E all’insegna dell’omaggio a Luigi de Filippo scomparso il 31 marzo di quattro anni fa, il debutto al Parioli di Roma di Non è vero ma ci credo, una delle più celebri e divertenti commedie di Peppino de Filippo portata in scena da Leo Muscato, che ha ereditato la direzione artistica della storica compagnia.
Gli applausi calorosi del pubblico accompagnano alla fine dello spettacolo un breve filmato e una galleria di immagini con il ricordo commosso e sentito di Luigi De Filippo che aveva rilanciato proprio il Parioli assumendosene la direzione artistica.
Ma il vero omaggio sta proprio nello spettacolo, uno dei testi classici della commedia napoletana, che Muscato porta in scena affidando il ruolo del protagonista Gervasio Savastano a Enzo De Caro, popolare e amato volto televisivo.
Personaggio erede della commedia dell’arte, Gervasio è ossessionato dal denaro e dalla riuscita dei suoi affari che cerca di preservare in ogni modo. Schiavo consapevole della superstizione cerca di tenere lontano la sfortuna in affidandosi a una serie di risibili gestualità, di spergiuri e regole per proteggere la sua famiglia e la sua ricchezza tanto da sfiorare il ridicolo e rischiare di compromettere i suoi rapporti personali.
De Caro aderisce perfettamente al suo personaggio in qualche modo molièriano che ricorda tanto Arpagone, l’avaro: gli aderisce fisicamente e non solo, con una serie di riusciti ammiccamenti, incertezze, dubbi, ma anche nelle sue granitiche certezze sulla potenza della superstizione che lo rendono ridicolo e vittima di sé stesso collocandolo al centro di una serie di peripezie. Una bella prova d’attore per De Caro che centra il fulcro del personaggio e fa comicamente breccia nel cuore del pubblico.

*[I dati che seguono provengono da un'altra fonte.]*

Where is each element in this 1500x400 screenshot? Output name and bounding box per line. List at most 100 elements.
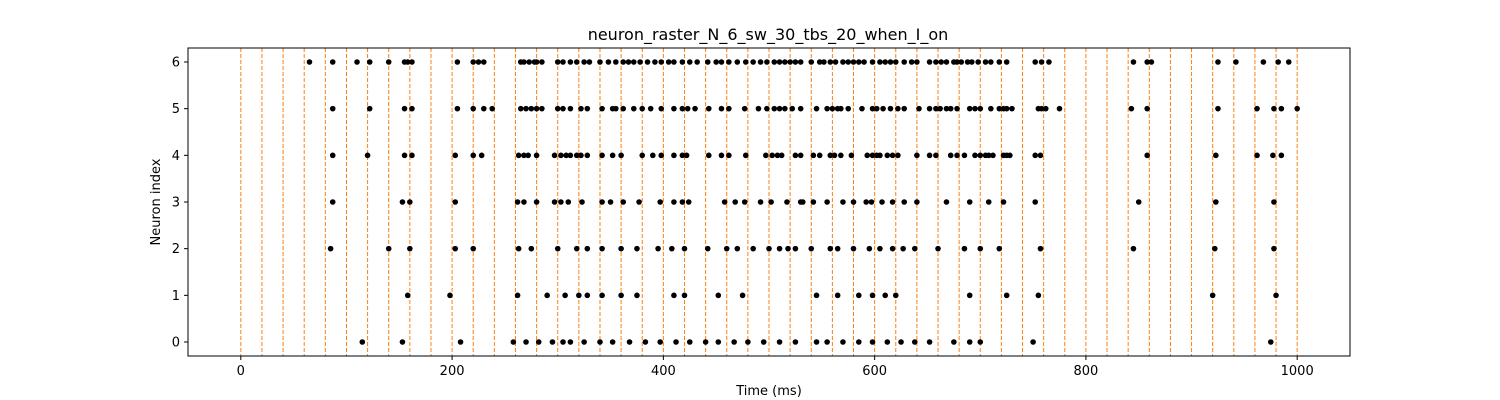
spike-point	[869, 105, 876, 112]
spike-point	[742, 152, 749, 159]
spike-point	[626, 339, 633, 345]
spike-point	[792, 245, 799, 252]
spike-point	[671, 292, 677, 299]
spike-point	[943, 105, 950, 112]
axis-ticks: 0 200 400 600 800 1000 0 1 2 3 4 5 6	[172, 56, 1314, 380]
spike-point	[470, 59, 477, 65]
spike-point	[609, 339, 616, 345]
spike-point	[523, 105, 529, 112]
spike-point	[579, 199, 585, 205]
spike-point	[901, 105, 908, 112]
spike-point	[366, 59, 373, 65]
spike-point	[829, 105, 836, 112]
spike-point	[776, 59, 783, 65]
spike-point	[1003, 59, 1010, 65]
spike-point	[988, 59, 994, 65]
spike-point	[947, 152, 954, 159]
spike-point	[1209, 292, 1216, 299]
spike-point	[364, 152, 371, 159]
spike-point	[702, 339, 709, 345]
spike-point	[947, 105, 954, 112]
spike-point	[551, 199, 558, 205]
spike-point	[544, 292, 550, 299]
spike-point	[911, 245, 918, 252]
spike-point	[943, 59, 950, 65]
spike-point	[840, 199, 846, 205]
spike-point	[409, 59, 415, 65]
spike-point	[859, 105, 865, 112]
spike-point	[658, 59, 665, 65]
spike-point	[634, 245, 640, 252]
spike-point	[684, 105, 691, 112]
x-axis-label: Time (ms)	[735, 384, 802, 399]
y-tick-label: 1	[172, 289, 180, 304]
spike-point	[705, 105, 712, 112]
spike-point	[1213, 152, 1219, 159]
spike-point	[933, 105, 939, 112]
y-tick-label: 0	[172, 336, 180, 351]
spike-point	[597, 59, 603, 65]
spike-point	[726, 105, 732, 112]
plot-frame	[187, 47, 1351, 357]
spike-point	[671, 59, 677, 65]
spike-point	[329, 59, 336, 65]
spike-point	[760, 339, 767, 345]
spike-point	[887, 105, 894, 112]
spike-point	[639, 105, 646, 112]
spike-point	[567, 339, 574, 345]
spike-point	[1254, 152, 1260, 159]
spike-point	[671, 152, 677, 159]
x-tick-label: 800	[1073, 364, 1098, 379]
spike-point	[718, 152, 725, 159]
spike-point	[609, 152, 616, 159]
spike-point	[966, 339, 973, 345]
spike-point	[1037, 245, 1044, 252]
spike-point	[784, 199, 790, 205]
spike-point	[576, 292, 582, 299]
spike-point	[366, 105, 373, 112]
spike-point	[1285, 59, 1292, 65]
spike-point	[869, 152, 876, 159]
spike-point	[845, 105, 852, 112]
spike-point	[1003, 292, 1010, 299]
spike-point	[954, 105, 960, 112]
spike-point	[327, 245, 334, 252]
spike-point	[1130, 59, 1137, 65]
spike-point	[916, 105, 922, 112]
spike-point	[774, 152, 781, 159]
spike-point	[567, 152, 574, 159]
spike-point	[911, 339, 918, 345]
spike-point	[792, 59, 799, 65]
spike-point	[869, 59, 876, 65]
spike-point	[943, 199, 950, 205]
y-axis-label: Neuron index	[149, 158, 164, 245]
spike-point	[618, 292, 624, 299]
spike-point	[1278, 152, 1285, 159]
spike-point	[665, 59, 672, 65]
spike-point	[521, 199, 527, 205]
spike-point	[816, 152, 823, 159]
spike-point	[966, 105, 973, 112]
spike-point	[470, 245, 477, 252]
spike-point	[620, 59, 627, 65]
y-tick-label: 2	[172, 242, 180, 257]
spike-point	[407, 199, 413, 205]
spike-point	[763, 152, 769, 159]
spike-point	[607, 199, 614, 205]
spike-point	[681, 245, 688, 252]
spike-point	[824, 339, 830, 345]
spike-point	[741, 105, 748, 112]
spike-point	[827, 152, 834, 159]
spike-point	[573, 152, 580, 159]
spike-point	[650, 152, 656, 159]
spike-point	[715, 339, 722, 345]
spike-point	[452, 199, 459, 205]
spike-point	[776, 339, 783, 345]
spike-point	[850, 199, 857, 205]
spike-point	[1211, 245, 1218, 252]
spike-point	[787, 59, 793, 65]
y-tick-label: 4	[172, 149, 180, 164]
spike-point	[797, 105, 804, 112]
spike-point	[813, 292, 820, 299]
spike-point	[625, 59, 632, 65]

Intorno a De Caro la sempre ottima compagnia di Luigi De Filippo, composta da Francesca Ciardiello, Carlo Di Maio, Roberto Fiorentino, Massimo Pagano, Gina Perna, Giorgio Pinto, Ciro Ruoppo, Fabiana Russo, Ingrid Sansone, impegnati nel disegnare personaggi che gravitano intorno al personaggio principale travalicando il rischio di scivolare nelle macchiette. Le scene di Luigi Ferrigno richiamano gli interni borghesi con un quid di nostalgico anni Ottanta e di surreale con morbide nuvole che troneggiano sulla parte superiore delle scene, comico simbolo della superstizione che incombe su Gervasio. Nonostante la commedia non presenti la profondità intrinseca dei lavori di Eduardo, resta un lavoro estremamente attuale e divertente che Muscato mette in scena con intelligenza, regalando un buon ritmo in novanta minuti serrati di recitazione. Un testo messo in scena all’insegna della tradizione e del rispetto dei personaggi, ma anche dell’innovazione a cominciare dallo spostamento dell’ambientazione nella Napoli degli Anni Ottanta rispetto agli anni Cinquanta che ospitavano la versione di Luigi De Filippo.
Il risultato è estremamente gradevole con un effetto nostalgico e retrò che ben si lega ai miti della Napoli anni Ottanta, evocati nelle magliette del Napoli calcio e di Maradona, nel trucco delle donne o nelle acconciature, negli attenti costumi realizzati da Chicca Ruocco. Senza dimenticare neppure un accessorio anni Ottanta, vale a dire le buffissime lenti scure attaccate e perennemente alzate sugli occhiali da vista che Gervasio Savastano indossa per tutta la commedia, simbolo della sua ottusità e delle sue sciocche convinzioni tanto che li toglierà solo alla fine dello spettacolo rimuovendo fisicamente la superstizione che lo ha perseguitato per tutta la vita.
In scena fino 10 aprile a Roma. Info e dettagli su www.ilparioli.it.